O novo pedido de suspensão foi apresentado pela Secretaria de Controle Externo de Obras e Infraestrutura, que identificou um possível sobrepreço de R$ 40,9 milhões, equivalente a 44,14% acima do orçamento de referência. Os auditores também apontaram possíveis irregularidades na contratação, como restrições à participação de empresas, critérios considerados subjetivos para avaliação da capacidade técnica das concorrentes e ausência de identificação em alguns documentos do processo.
Apesar dos apontamentos, Sérgio Ricardo entendeu que as divergências entre os auditores e a concessionária ainda precisam ser analisadas de forma mais aprofundada.

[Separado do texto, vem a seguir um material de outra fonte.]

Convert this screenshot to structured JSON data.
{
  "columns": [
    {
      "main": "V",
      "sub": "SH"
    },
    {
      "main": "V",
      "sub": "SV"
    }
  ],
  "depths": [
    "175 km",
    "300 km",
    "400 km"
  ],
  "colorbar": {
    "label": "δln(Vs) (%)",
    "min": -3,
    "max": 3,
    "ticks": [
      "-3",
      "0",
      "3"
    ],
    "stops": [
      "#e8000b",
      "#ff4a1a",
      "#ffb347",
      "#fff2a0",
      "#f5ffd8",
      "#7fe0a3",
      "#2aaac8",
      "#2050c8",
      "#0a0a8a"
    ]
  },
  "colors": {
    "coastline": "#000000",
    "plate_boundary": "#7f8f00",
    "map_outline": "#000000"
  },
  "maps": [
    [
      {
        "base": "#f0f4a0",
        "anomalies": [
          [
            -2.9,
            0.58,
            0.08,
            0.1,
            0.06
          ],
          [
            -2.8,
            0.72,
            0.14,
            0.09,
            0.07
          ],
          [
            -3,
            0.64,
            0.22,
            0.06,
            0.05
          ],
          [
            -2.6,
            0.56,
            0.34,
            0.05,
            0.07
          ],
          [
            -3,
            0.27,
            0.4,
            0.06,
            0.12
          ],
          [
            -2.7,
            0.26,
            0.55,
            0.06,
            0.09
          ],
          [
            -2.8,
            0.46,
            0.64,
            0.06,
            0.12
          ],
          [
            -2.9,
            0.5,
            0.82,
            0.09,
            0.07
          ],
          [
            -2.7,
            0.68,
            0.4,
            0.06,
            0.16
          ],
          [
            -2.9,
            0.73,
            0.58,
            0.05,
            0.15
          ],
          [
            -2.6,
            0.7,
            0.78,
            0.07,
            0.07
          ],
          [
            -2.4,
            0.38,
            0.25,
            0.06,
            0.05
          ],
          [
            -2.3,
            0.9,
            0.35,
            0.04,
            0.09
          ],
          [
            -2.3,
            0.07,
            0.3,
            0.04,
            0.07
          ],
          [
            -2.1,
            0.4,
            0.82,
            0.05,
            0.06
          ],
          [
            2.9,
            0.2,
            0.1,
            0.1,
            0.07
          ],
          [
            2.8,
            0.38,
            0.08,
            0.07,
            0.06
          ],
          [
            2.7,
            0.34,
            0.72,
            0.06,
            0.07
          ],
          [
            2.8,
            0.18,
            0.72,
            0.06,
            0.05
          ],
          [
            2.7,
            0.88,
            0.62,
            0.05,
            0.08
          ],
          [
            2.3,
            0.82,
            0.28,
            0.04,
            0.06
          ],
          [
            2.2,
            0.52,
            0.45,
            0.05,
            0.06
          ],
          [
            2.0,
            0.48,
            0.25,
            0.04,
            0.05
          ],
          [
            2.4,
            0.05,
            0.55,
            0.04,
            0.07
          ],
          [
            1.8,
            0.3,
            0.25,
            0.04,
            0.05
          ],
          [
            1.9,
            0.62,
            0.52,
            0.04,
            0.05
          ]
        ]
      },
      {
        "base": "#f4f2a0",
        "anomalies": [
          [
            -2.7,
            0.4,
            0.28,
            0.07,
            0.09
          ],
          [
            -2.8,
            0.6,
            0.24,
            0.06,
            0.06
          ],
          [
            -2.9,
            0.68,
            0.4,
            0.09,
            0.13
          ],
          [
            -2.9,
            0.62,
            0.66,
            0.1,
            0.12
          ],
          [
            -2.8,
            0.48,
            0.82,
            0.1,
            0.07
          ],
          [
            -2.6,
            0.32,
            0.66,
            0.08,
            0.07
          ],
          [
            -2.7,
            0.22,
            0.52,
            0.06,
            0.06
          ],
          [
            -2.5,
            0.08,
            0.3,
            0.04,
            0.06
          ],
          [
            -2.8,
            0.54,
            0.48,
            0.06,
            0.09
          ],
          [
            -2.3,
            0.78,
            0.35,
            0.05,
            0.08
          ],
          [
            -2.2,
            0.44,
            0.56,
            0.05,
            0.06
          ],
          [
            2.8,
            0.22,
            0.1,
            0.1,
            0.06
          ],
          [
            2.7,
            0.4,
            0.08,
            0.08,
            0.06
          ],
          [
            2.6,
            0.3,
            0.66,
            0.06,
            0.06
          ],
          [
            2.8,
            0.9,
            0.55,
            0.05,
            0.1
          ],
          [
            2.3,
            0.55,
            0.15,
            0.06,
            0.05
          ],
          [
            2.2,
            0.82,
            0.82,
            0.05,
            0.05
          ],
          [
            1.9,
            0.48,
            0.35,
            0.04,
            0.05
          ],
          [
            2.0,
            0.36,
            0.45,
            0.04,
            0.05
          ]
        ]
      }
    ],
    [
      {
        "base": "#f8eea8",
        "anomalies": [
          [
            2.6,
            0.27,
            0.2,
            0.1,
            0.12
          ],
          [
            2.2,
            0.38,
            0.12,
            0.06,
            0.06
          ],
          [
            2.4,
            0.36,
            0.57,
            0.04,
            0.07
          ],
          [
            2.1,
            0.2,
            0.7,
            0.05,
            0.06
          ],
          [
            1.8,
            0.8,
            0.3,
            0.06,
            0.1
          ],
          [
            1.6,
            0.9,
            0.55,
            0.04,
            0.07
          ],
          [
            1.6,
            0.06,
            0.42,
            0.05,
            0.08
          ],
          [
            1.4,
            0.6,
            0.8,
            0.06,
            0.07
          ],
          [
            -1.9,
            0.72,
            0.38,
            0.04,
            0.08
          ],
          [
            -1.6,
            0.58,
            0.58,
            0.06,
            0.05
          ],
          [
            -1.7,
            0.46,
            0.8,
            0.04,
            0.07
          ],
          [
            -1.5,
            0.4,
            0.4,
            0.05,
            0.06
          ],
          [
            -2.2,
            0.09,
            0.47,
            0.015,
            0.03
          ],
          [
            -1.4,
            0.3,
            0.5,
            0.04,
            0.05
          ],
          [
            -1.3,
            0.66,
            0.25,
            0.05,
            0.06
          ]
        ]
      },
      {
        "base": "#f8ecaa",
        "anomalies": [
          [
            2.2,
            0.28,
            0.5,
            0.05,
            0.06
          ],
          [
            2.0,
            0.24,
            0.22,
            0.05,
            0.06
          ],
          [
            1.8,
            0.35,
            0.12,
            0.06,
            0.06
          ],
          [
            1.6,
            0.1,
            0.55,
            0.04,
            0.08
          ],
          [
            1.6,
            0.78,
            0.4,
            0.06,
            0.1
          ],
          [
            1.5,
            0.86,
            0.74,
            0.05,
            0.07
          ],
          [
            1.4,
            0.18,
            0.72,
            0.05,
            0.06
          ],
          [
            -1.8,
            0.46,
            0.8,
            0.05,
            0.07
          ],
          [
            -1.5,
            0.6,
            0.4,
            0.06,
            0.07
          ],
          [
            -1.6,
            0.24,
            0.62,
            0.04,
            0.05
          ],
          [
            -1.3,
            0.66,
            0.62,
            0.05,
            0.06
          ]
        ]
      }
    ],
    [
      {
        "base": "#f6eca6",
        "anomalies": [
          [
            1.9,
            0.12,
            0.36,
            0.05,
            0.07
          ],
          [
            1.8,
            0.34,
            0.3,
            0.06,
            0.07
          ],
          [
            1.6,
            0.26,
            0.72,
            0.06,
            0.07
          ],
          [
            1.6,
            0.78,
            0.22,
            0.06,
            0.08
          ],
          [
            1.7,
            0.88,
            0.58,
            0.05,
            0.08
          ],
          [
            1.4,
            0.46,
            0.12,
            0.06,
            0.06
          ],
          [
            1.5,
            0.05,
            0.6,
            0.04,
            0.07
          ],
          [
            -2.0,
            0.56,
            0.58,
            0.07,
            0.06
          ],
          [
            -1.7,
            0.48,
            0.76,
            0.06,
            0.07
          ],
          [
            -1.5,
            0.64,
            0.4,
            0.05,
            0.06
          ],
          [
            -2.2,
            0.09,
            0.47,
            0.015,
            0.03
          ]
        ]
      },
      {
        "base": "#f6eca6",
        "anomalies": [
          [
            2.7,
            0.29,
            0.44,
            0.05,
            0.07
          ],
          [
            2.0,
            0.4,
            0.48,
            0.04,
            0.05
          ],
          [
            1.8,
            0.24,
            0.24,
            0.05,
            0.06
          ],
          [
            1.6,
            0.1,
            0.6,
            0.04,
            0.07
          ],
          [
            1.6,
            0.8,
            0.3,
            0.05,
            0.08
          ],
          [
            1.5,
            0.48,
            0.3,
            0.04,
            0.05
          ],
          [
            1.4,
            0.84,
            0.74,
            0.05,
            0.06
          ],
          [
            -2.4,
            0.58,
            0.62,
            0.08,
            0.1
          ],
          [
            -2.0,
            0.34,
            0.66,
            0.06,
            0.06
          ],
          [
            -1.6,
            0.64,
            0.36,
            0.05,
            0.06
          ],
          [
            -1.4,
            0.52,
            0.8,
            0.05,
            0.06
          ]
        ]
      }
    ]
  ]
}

Na decisão, o conselheiro ressaltou que a diferença entre o orçamento de referência e o valor contratado, por si só, não comprova a existência de sobrepreço, sendo necessária uma análise detalhada dos custos, quantitativos, metodologia utilizada e condições de mercado.
O presidente do TCE também destacou que uma nova paralisação poderia gerar impactos negativos para a população e para a execução da obra. “A interrupção da execução contratual poderá acarretar atraso no cronograma da obra, aumento dos custos, aplicação de penalidades e prolongamento dos problemas de tráfego e segurança viária existentes no local. Essas consequências não foram afastadas pelo Relatório Técnico Complementar, cuja fundamentação, nesse ponto, limita-se a afirmar a prevalência da prevenção de eventual lesão ao erário”, afirmou.
Além de negar o pedido para limitar os pagamentos ao valor do orçamento de referência, estimado em R$ 92,8 milhões, Sérgio Ricardo determinou a citação dos representantes da Nova Rota do Oeste e do consórcio responsável pela obra para que apresentem defesa sobre as irregularidades apontadas pela equipe técnica do tribunal.